AID-ICU

What was the research question?

• In patients with delirium, does haloperidol improve outcomes compared to placebo?

How did they do it?

• A multicenter, blinded, placebo-controlled trial at 18 general ICUs in Denmark, Finland, the United Kingdom, Italy, and Spain.

• 1000 patients with delirium were randomized to receive 2.5 mg 3 times daily plus 2.5 mg as needed up to 20 mg (510 patients) or placebo (490 patients).

• The primary outcome was the number of days alive and out of the hospital at 90 days after randomization.

What did they find?

• The mean number of days alive and out of the hospital at day 90 was not significantly different between the haloperidol group and the placebo group (35.8 vs. 32.9 days, adjusted mean difference of 2.9 days; 95% CI: −1.2 to 7.0, P=0.22).

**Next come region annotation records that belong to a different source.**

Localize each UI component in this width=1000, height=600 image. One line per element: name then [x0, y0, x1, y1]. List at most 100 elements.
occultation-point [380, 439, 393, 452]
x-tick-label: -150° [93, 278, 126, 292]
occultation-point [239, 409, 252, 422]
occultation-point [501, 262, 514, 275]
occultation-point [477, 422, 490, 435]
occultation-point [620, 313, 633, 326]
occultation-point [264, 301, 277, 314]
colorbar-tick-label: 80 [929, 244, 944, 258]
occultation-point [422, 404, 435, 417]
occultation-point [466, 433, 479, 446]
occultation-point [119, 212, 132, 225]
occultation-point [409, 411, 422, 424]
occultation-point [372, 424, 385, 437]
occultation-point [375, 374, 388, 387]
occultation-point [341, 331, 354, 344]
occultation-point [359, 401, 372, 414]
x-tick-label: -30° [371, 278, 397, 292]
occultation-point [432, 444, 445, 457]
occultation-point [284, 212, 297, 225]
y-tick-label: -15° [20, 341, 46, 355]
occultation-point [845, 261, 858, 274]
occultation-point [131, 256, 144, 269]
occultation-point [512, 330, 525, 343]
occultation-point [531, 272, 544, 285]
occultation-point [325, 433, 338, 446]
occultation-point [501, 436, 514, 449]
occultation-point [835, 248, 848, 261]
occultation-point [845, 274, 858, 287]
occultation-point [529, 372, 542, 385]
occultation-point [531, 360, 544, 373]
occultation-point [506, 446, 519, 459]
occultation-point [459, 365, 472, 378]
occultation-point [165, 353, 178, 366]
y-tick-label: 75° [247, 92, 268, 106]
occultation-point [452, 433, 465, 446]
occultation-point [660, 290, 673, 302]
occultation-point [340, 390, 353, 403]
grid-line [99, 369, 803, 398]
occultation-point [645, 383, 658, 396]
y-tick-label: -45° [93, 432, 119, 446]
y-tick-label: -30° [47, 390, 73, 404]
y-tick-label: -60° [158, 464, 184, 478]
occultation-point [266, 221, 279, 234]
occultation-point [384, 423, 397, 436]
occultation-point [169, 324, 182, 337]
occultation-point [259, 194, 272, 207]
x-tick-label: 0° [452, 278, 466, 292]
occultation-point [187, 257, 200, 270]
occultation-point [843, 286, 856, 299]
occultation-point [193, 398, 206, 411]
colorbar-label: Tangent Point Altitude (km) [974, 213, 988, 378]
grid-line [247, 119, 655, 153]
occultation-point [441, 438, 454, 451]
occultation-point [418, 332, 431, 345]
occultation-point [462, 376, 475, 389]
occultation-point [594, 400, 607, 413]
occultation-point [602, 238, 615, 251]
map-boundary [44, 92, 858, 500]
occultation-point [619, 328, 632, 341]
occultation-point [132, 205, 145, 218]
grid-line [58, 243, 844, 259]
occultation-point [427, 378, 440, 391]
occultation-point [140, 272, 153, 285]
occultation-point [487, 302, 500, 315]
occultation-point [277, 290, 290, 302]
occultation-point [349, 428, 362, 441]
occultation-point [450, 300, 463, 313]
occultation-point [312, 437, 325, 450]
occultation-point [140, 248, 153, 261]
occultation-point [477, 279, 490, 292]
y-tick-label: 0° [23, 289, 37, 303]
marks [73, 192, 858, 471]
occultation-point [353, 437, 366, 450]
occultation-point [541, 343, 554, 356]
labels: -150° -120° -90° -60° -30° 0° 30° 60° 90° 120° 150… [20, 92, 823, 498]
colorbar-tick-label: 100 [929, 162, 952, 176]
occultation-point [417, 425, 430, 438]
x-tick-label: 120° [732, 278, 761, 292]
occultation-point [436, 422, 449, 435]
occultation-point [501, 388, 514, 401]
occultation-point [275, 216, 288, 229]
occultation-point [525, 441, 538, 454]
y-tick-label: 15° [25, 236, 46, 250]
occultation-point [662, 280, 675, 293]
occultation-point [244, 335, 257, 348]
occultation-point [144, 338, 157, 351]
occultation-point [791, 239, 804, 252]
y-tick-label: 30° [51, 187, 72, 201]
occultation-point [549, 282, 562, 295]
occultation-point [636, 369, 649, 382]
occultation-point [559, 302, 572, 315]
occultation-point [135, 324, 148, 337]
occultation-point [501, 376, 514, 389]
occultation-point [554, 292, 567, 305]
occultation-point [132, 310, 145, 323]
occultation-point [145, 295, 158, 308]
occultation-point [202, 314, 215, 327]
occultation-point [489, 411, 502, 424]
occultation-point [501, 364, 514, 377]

• Mortality at 90 days was lower in the haloperidol group compared to the placebo group but not statistically different (36.3% vs 43.3%, adjusted absolute difference, −6.9% [95% CI, −13.0 to −0.6]).

• Serious adverse reactions occurred in 11 patients in the haloperidol group and in 9 patients in the placebo group.

Were there any limitations?

• Limited generalizability due to a low number of patients from international sites.

• The interpretation of the results of the study may have been challenged by the composite nature of the primary outcome.

• Sparse data on existing conditions other than risk factors for delirium, and no data on other sedatives, pain medications, or nonpharmacologic interventions administered to patients.

What does it mean?

• Compared to placebo, haloperidol had no significant effect on the number of days alive and out of the hospital at 90 days for ICU patients with delirium.

• In patients with hyperactive delirium that is impeding management to the point of endangering their care (e.g., may remove lines or tubes), haloperidol could be used to help manage them safely.